— А хочешь, расскажу, как всё было? – саркастически ухмыляюсь. - Ты настолько струсил, настолько не хотел брать ответственность, что тебе было удобно поверить во всё, что угодно. Вот ты и придумал для себя байку про «мнение врача». А сейчас ты на ней настаиваешь, чтобы хоть как-то оправдаться. Мол, это всё он, подлец, виноват, а я-то хороший.

Михаил снова присасывается к бутылке с кактусовой водкой. Я отхожу к окну и невидящим взглядом впериваюсь в кромешную темень за стеклом.

— Даш, прости меня. Прости, пожалуйста! Ну что мне сделать? На колени встать? Если бы я только знал, я бы никогда в жизни… Я так сожалею, что поверил ему, а не тебе… Даша! Ну прости меня!

Я столько лет хотела услышать эти слова. Мечтала увидеть раскаявшегося Соболева. А когда это случилось, ничего не чувствую. Во мне будто не осталось никаких эмоций. Вместо души - зияющая чёрная дыра.

— Соболев, да я давно простила, но не забыла.

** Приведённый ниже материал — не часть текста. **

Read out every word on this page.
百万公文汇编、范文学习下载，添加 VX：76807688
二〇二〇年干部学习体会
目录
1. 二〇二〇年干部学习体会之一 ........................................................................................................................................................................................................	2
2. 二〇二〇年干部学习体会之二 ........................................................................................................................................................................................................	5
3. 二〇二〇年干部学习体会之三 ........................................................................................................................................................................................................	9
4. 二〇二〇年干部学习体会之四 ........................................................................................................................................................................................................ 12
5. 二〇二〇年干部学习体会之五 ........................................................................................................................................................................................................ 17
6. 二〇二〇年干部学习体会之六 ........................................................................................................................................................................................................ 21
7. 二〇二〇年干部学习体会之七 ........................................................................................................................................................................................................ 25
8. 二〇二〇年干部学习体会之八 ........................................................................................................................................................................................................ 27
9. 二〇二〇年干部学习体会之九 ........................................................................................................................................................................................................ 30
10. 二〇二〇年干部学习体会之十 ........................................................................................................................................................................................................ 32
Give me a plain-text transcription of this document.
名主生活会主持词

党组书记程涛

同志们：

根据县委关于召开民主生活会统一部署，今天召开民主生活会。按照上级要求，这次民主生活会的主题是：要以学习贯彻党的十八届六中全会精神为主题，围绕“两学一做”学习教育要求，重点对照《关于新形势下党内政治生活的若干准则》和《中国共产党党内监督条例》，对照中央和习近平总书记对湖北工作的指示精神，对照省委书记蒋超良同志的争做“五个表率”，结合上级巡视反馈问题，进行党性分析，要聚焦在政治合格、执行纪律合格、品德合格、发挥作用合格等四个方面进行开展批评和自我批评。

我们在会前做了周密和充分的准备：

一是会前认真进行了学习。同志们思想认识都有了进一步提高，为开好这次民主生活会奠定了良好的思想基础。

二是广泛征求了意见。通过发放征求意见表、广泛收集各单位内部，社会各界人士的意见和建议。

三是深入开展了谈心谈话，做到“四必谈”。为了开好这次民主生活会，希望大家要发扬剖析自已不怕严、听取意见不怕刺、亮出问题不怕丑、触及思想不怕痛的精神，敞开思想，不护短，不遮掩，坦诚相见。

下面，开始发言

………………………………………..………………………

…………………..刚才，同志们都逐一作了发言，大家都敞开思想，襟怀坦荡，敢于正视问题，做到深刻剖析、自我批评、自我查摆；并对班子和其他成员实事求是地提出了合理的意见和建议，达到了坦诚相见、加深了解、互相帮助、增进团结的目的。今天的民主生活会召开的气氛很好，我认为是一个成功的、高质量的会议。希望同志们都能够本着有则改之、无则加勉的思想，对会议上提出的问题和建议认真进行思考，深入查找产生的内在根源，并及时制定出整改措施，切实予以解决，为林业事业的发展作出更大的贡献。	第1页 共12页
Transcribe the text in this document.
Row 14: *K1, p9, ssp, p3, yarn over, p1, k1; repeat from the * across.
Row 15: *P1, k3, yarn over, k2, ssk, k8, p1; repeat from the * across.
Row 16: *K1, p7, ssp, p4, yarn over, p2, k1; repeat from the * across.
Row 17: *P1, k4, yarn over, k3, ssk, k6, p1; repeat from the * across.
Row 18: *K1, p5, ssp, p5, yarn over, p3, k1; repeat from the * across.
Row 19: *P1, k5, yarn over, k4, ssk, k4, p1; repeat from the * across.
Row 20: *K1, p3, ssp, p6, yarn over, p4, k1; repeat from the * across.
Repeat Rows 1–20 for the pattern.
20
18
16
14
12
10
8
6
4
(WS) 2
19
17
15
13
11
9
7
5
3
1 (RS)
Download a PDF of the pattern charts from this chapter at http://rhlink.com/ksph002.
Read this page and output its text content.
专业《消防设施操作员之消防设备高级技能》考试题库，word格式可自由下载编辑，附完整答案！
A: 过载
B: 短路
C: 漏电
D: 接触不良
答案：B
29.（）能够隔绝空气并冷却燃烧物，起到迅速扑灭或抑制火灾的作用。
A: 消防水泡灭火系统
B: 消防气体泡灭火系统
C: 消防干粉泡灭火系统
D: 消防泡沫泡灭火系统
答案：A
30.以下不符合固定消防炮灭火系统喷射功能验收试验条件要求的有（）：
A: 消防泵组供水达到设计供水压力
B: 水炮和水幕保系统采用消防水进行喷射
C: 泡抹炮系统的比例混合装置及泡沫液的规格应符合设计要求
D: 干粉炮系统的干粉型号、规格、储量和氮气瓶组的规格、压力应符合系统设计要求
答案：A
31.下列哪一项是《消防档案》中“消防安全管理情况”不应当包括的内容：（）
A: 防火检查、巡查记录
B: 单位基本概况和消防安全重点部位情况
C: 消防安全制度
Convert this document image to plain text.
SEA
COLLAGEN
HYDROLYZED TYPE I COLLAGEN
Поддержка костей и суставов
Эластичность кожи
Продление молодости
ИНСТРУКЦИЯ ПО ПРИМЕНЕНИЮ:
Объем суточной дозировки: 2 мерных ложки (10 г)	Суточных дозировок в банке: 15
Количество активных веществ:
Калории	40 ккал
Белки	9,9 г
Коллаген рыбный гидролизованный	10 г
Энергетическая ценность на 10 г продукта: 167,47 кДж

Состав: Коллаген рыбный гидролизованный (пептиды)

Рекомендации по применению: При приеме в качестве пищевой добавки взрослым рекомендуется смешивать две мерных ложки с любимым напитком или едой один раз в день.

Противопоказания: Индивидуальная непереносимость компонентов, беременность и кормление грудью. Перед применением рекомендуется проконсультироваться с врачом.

Ты меня убийцей сделал, а такое хрен забудешь, - отвечаю спокойно.

— Но ведь ещё не поздно всё исправить, - он понижает голос до своей фирменной обаятельной хрипотцы. - Я люблю тебя, Даш. Мы можем быть вместе и...

— Ты совсем больной на голову? Или перепил? – оборачиваюсь и внимательно скольжу глазами по его лицу.

— Я клянусь, что люблю тебя. Всегда любил! Дашунь, давай попробуем начать всё сначала? – Михаил кладёт руки мне на плечи.

— Соболев, иди на хер, - устало выдыхаю. Ощущение, что я разгрузила три вагона угля.

— Я бы очень хотел от тебя дочку, - Михаил настолько обаятельно улыбается, что с лёгкостью растопил бы глыбу льда.

— Вон! - отталкиваю его. - Я сказала: «Пошёл вон!» – ору не своим голосом.

Соболеву хватает ума не спорить. Он уходит. А я падаю на кровать крестом.

Что девочки делают, когда им больно? Звонят подружкам или маме. Я давно уже никому не звоню. И не плачу. С тех пор, как вышла из клиники двенадцать лет назад. В тот день у меня будто атрофировалось сердце, а вместе с ним все чувства. Я стала эмоциональным инвалидом. Ну то есть, я способна иногда дать слабину, позволить себе забыться на мгновение, но вовремя торможу любой душевный порыв.

Тогда какого хрена по моим щекам сейчас текут крокодиловы слёзы? Кого я оплакиваю? Девочку, которая когда-то с восторгом смотрела на этот мир и на людей? Так её уже давно нет. Вычистили вместе с неродившимся ребёнком.

– Соберись, тряпка, - шиплю сквозь сжатые зубы, понимая, что у меня начинается натуральная истерика. Будто за все прошедшие годы прорвало плотину.

Я точно знаю, что одну боль может только перекрыть другая. Поэтому с остервенением сжимаю стакан рукой. Он ожидаемо лопается. Острые осколки впиваются в ладонь. Кровь крупными каплями капает на ковролин. А мне не становится легче.

Мне вообще никак. Отрешённо смотрю на кровь, на порезанную ладонь. Я просто хочу сбежать. От себя, от призраков прошлого, от Соболева, от всего дерьма, которое мне пришлось из-за него пережить. Накрывает невыносимое, просто дичайшее желание уткнуться в надёжное плечо, и чтобы кто-нибудь более сильный, чем я, обнял, погладил по голове и сказал, что всё пройдёт. Пусть это будет даже ложь, потому что есть вещи, которые никогда не проходят.

Повинуясь импульсу, открываю мессенджер и пишу Давиду: «Приезжай».